Friday, August 25, 2006

A Bigfoot Walks Away

A bigfoot walks away. It disappears
into thick trees. Lots of vertical lines,
an artist might say. Lines blend together.
And lots of muted colors, an artist
might say, too. Olives, umbers. Colors blend
together, too, when they all look like gray.
Glaring, washed-out brights from the sun above.
Lost, indecipherable darks below
in shadows of tree trunks and undergrowth.
Reality – at least the visual
cortex version of the real – breaks apart
like pics in Antonioni’s “Blowup”
or process shots in Hitchcock’s final films.

I’ve never heard of a bigfoot sighting
where a person ran into the forest,
where a person chased after the bigfoot.

Has cinema so shaped our consciousness
that we live real life as if we’re in seats
and don’t even consider getting up
to chase the images in front of us?
Or is the experience of seeing
a bigfoot so perpendicular to
real life that we feel as separate from it
as we do from a Hollywood movie?

If I ever see a bigfoot I’ll try
to tackle it.
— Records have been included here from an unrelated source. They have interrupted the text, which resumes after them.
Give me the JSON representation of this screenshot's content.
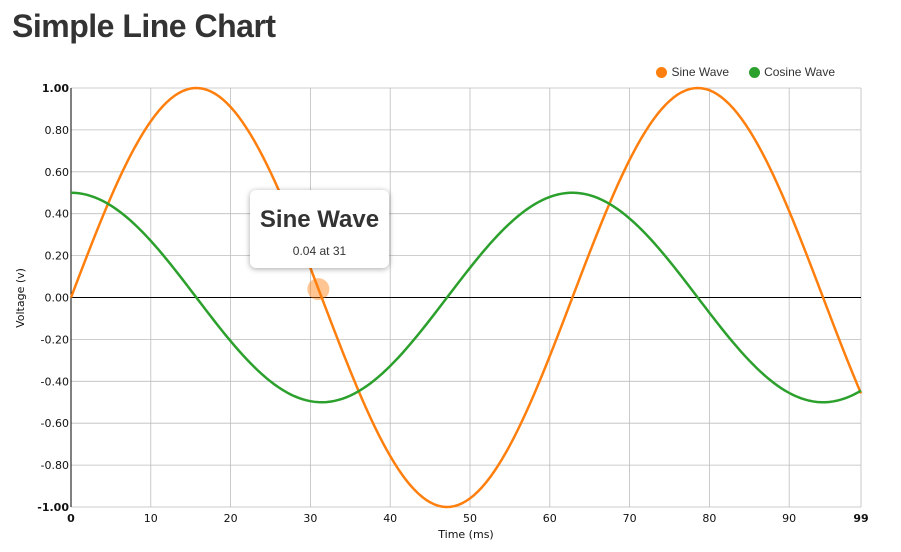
{
  "title": "Simple Line Chart",
  "colors": {
    "sine": "#ff7f0e",
    "cosine": "#2ca02c"
  },
  "tooltip": {
    "series": "Sine Wave",
    "text": "0.04 at 31"
  },
  "chart_data": {
    "type": "line",
    "title": "Simple Line Chart",
    "xlabel": "Time (ms)",
    "ylabel": "Voltage (v)",
    "xlim": [
      0,
      99
    ],
    "ylim": [
      -1,
      1
    ],
    "grid": true,
    "legend_position": "top-right",
    "x_ticks": [
      0,
      10,
      20,
      30,
      40,
      50,
      60,
      70,
      80,
      90,
      99
    ],
    "x_tick_labels": [
      "0",
      "10",
      "20",
      "30",
      "40",
      "50",
      "60",
      "70",
      "80",
      "90",
      "99"
    ],
    "y_ticks": [
      1,
      0.8,
      0.6,
      0.4,
      0.2,
      0,
      -0.2,
      -0.4,
      -0.6,
      -0.8,
      -1
    ],
    "y_tick_labels": [
      "1.00",
      "0.80",
      "0.60",
      "0.40",
      "0.20",
      "0.00",
      "-0.20",
      "-0.40",
      "-0.60",
      "-0.80",
      "-1.00"
    ],
    "series": [
      {
        "name": "Sine Wave",
        "color": "#ff7f0e",
        "function": "sin(x/10)",
        "x_range": [
          0,
          99
        ]
      },
      {
        "name": "Cosine Wave",
        "color": "#2ca02c",
        "function": "0.5*cos(x/10)",
        "x_range": [
          0,
          99
        ]
      }
    ],
    "highlighted_point": {
      "series": "Sine Wave",
      "x": 31,
      "y": 0.04
    }
  }
}
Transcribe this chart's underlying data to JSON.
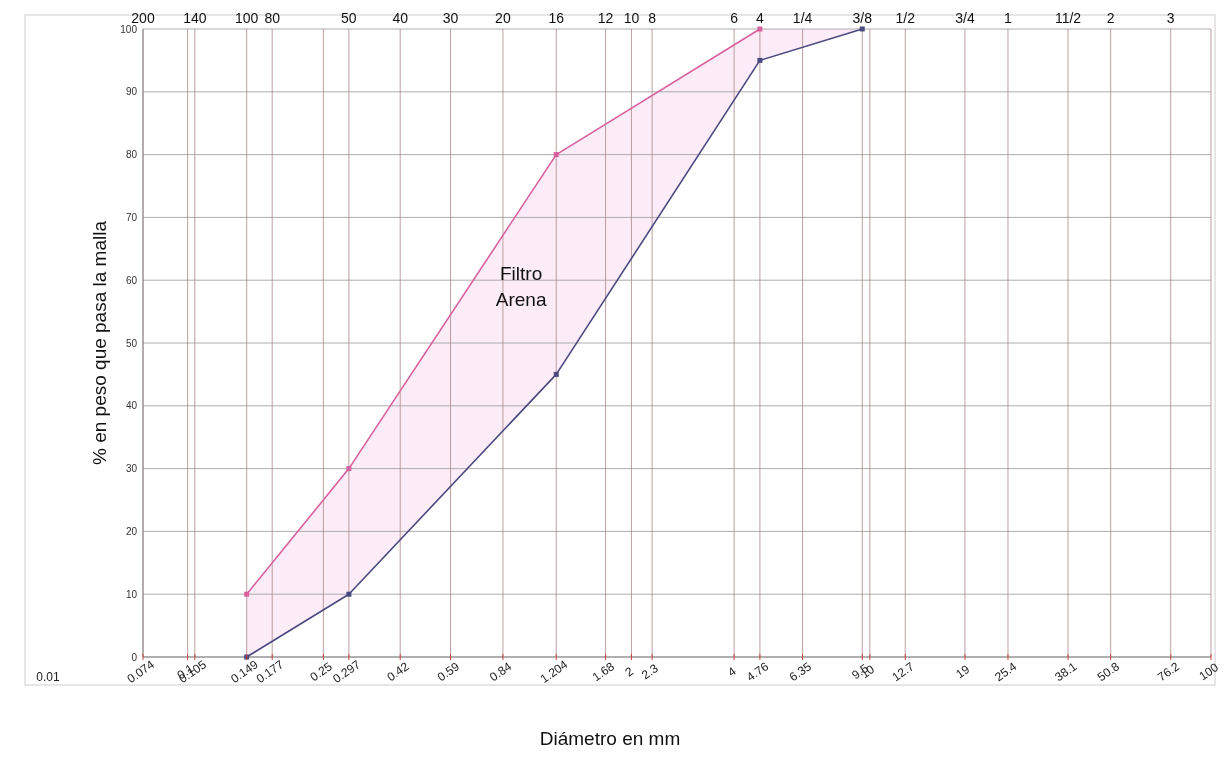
{
  "chart_data": {
    "type": "line",
    "xlabel": "Diámetro en mm",
    "ylabel": "% en peso que pasa la malla",
    "log": "x",
    "xlim": [
      0.074,
      100
    ],
    "xticks": [
      0.074,
      0.1,
      0.105,
      0.149,
      0.177,
      0.25,
      0.297,
      0.42,
      0.59,
      0.84,
      1.204,
      1.68,
      2,
      2.3,
      4,
      4.76,
      6.35,
      9.5,
      10,
      12.7,
      19,
      25.4,
      38.1,
      50.8,
      76.2,
      100
    ],
    "ylim": [
      0,
      100
    ],
    "yticks": [
      0,
      10,
      20,
      30,
      40,
      50,
      60,
      70,
      80,
      90,
      100
    ],
    "grid": true,
    "marker": "square",
    "series": [
      {
        "color": "#d8609e",
        "x": [
          0.149,
          0.297,
          1.204,
          4.76
        ],
        "values": [
          10,
          30,
          80,
          100
        ]
      },
      {
        "color": "#4a4a80",
        "x": [
          0.149,
          0.297,
          1.204,
          4.76,
          9.5
        ],
        "values": [
          0,
          10,
          45,
          95,
          100
        ]
      }
    ],
    "annotations": [
      "0.01",
      "Filtro\nArena",
      "200",
      "140",
      "100",
      "80",
      "50",
      "40",
      "30",
      "20",
      "16",
      "12",
      "10",
      "8",
      "6",
      "4",
      "1/4",
      "3/8",
      "1/2",
      "3/4",
      "1",
      "11/2",
      "2",
      "3"
    ]
  }
}
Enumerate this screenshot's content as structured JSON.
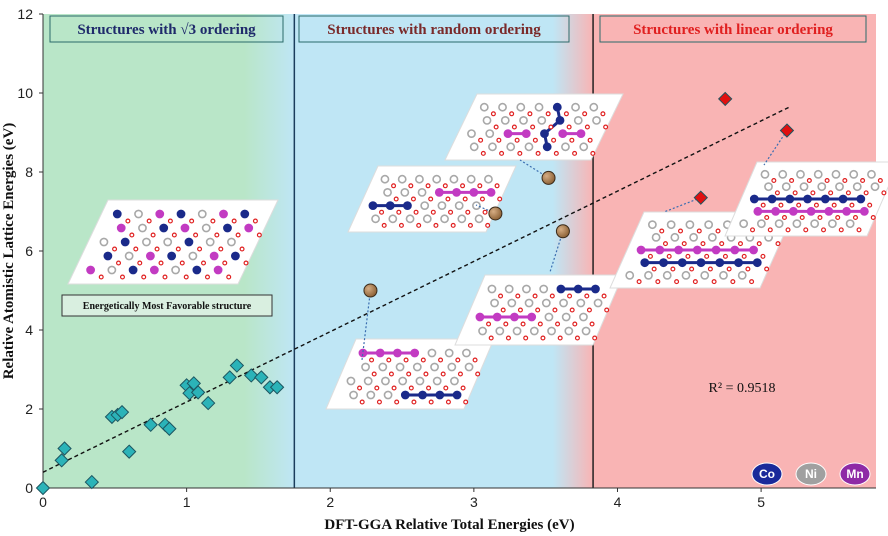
{
  "chart_data": {
    "type": "scatter",
    "xlabel": "DFT-GGA Relative Total Energies  (eV)",
    "ylabel": "Relative Atomistic Lattice Energies (eV)",
    "xlim": [
      0,
      5.8
    ],
    "ylim": [
      0,
      12
    ],
    "x_ticks": [
      "0",
      "1",
      "2",
      "3",
      "4",
      "5"
    ],
    "y_ticks": [
      "0",
      "2",
      "4",
      "6",
      "8",
      "10",
      "12"
    ],
    "grid": false,
    "regions": [
      {
        "label": "Structures with √3 ordering",
        "x_start": 0,
        "x_end": 1.75,
        "color": "#b9e6c8",
        "text_color": "#1f2a6b"
      },
      {
        "label": "Structures with random ordering",
        "x_start": 1.75,
        "x_end": 3.83,
        "color": "#bfe6f5",
        "text_color": "#7a2a2a"
      },
      {
        "label": "Structures with linear ordering",
        "x_start": 3.83,
        "x_end": 5.8,
        "color": "#f9b4b4",
        "text_color": "#e02020"
      }
    ],
    "series": [
      {
        "marker": "diamond",
        "color": "#2bb3b8",
        "x": [
          0,
          0.13,
          0.15,
          0.34,
          0.48,
          0.52,
          0.55,
          0.6,
          0.75,
          0.85,
          0.88,
          1.0,
          1.02,
          1.05,
          1.08,
          1.15,
          1.3,
          1.35,
          1.45,
          1.52,
          1.58,
          1.63
        ],
        "y": [
          0,
          0.7,
          1.0,
          0.15,
          1.8,
          1.85,
          1.92,
          0.92,
          1.6,
          1.6,
          1.5,
          2.6,
          2.4,
          2.65,
          2.42,
          2.15,
          2.8,
          3.1,
          2.85,
          2.8,
          2.55,
          2.55
        ]
      },
      {
        "marker": "circle",
        "color": "#a67c4f",
        "x": [
          2.28,
          3.15,
          3.52,
          3.62
        ],
        "y": [
          5.0,
          6.95,
          7.85,
          6.5
        ]
      },
      {
        "marker": "diamond",
        "color": "#e01010",
        "x": [
          4.58,
          4.75,
          5.18
        ],
        "y": [
          7.35,
          9.85,
          9.05
        ]
      }
    ],
    "trendline": {
      "x": [
        0,
        5.2
      ],
      "y": [
        0.4,
        9.65
      ],
      "style": "dashed"
    },
    "annotations": {
      "r_squared": "R² = 0.9518",
      "note": "Energetically Most Favorable structure"
    },
    "legend": {
      "items": [
        {
          "label": "Co",
          "color": "#1a2a9a"
        },
        {
          "label": "Ni",
          "color": "#a0a0a0"
        },
        {
          "label": "Mn",
          "color": "#8e2aa6"
        }
      ]
    }
  }
}
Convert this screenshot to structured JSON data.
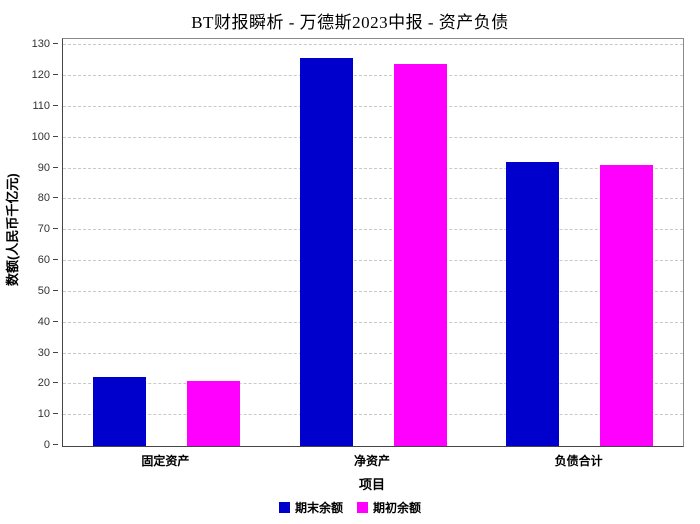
{
  "title": "BT财报瞬析 - 万德斯2023中报 - 资产负债",
  "chart_data": {
    "type": "bar",
    "categories": [
      "固定资产",
      "净资产",
      "负债合计"
    ],
    "series": [
      {
        "name": "期末余额",
        "color": "#0000cc",
        "values": [
          22.5,
          126,
          92
        ]
      },
      {
        "name": "期初余额",
        "color": "#ff00ff",
        "values": [
          21,
          124,
          91
        ]
      }
    ],
    "title": "BT财报瞬析 - 万德斯2023中报 - 资产负债",
    "xlabel": "项目",
    "ylabel": "数额(人民币千亿元)",
    "ylim": [
      0,
      130
    ],
    "ytick_step": 10,
    "grid": "horizontal-dashed",
    "legend_position": "bottom"
  }
}
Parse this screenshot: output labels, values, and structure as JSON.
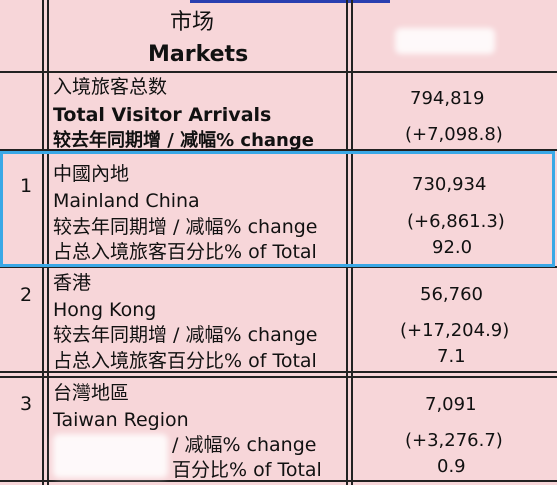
{
  "header": {
    "markets_zh": "市场",
    "markets_en": "Markets"
  },
  "total": {
    "label_zh": "入境旅客总数",
    "label_en": "Total Visitor Arrivals",
    "change_label": "较去年同期增 / 减幅% change",
    "value": "794,819",
    "change": "(+7,098.8)"
  },
  "rows": [
    {
      "rank": "1",
      "name_zh": "中國內地",
      "name_en": "Mainland China",
      "change_label": "较去年同期增 / 减幅% change",
      "share_label": "占总入境旅客百分比% of Total",
      "value": "730,934",
      "change": "(+6,861.3)",
      "share": "92.0"
    },
    {
      "rank": "2",
      "name_zh": "香港",
      "name_en": "Hong Kong",
      "change_label": "较去年同期增 / 减幅% change",
      "share_label": "占总入境旅客百分比% of Total",
      "value": "56,760",
      "change": "(+17,204.9)",
      "share": "7.1"
    },
    {
      "rank": "3",
      "name_zh": "台灣地區",
      "name_en": "Taiwan Region",
      "change_label_visible": "/ 减幅% change",
      "share_label_visible": "百分比% of Total",
      "value": "7,091",
      "change": "(+3,276.7)",
      "share": "0.9"
    }
  ],
  "colors": {
    "background": "#f7d6d9",
    "highlight_border": "#3aa8e6",
    "grid": "#222222"
  }
}
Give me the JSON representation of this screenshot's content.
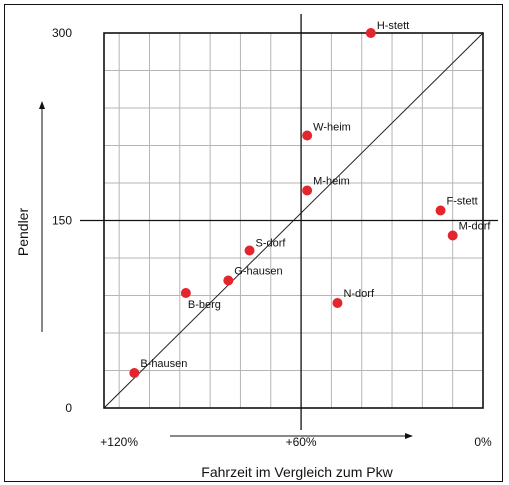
{
  "chart_data": {
    "type": "scatter",
    "title": "",
    "xlabel": "Fahrzeit im Vergleich zum Pkw",
    "ylabel": "Pendler",
    "x_axis_reversed": true,
    "xlim": [
      125,
      0
    ],
    "ylim": [
      0,
      300
    ],
    "x_ticks": [
      {
        "value": 120,
        "label": "+120%"
      },
      {
        "value": 60,
        "label": "+60%"
      },
      {
        "value": 0,
        "label": "0%"
      }
    ],
    "y_ticks": [
      {
        "value": 0,
        "label": "0"
      },
      {
        "value": 150,
        "label": "150"
      },
      {
        "value": 300,
        "label": "300"
      }
    ],
    "grid": true,
    "grid_step_x": 10,
    "grid_step_y": 30,
    "center_lines": {
      "x": 60,
      "y": 150
    },
    "diagonal": true,
    "point_color": "#e3262d",
    "points": [
      {
        "name": "H-stett",
        "x": 37,
        "y": 300
      },
      {
        "name": "W-heim",
        "x": 58,
        "y": 218
      },
      {
        "name": "M-heim",
        "x": 58,
        "y": 174
      },
      {
        "name": "F-stett",
        "x": 14,
        "y": 158
      },
      {
        "name": "M-dorf",
        "x": 10,
        "y": 138
      },
      {
        "name": "S-dorf",
        "x": 77,
        "y": 126
      },
      {
        "name": "G-hausen",
        "x": 84,
        "y": 102
      },
      {
        "name": "B-berg",
        "x": 98,
        "y": 92
      },
      {
        "name": "N-dorf",
        "x": 48,
        "y": 84
      },
      {
        "name": "B-hausen",
        "x": 115,
        "y": 28
      }
    ]
  }
}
I’ll try to drag it down.

Of course, fairy-lore is full of stories
where humans get dragged to Magonia
and disappear into the fairy realm.
But if I ever do see a bigfoot
I’ll still try to grab it and drag it down.
Either I’ll drag it down to here, my ground,
or it’ll drag me down to there, its ground.

I imagine that is the risk you take
whenever you get up out of your seat.
You never know where the scene will take you.
You become part of what looks like a film
to the people who do not leave their seats.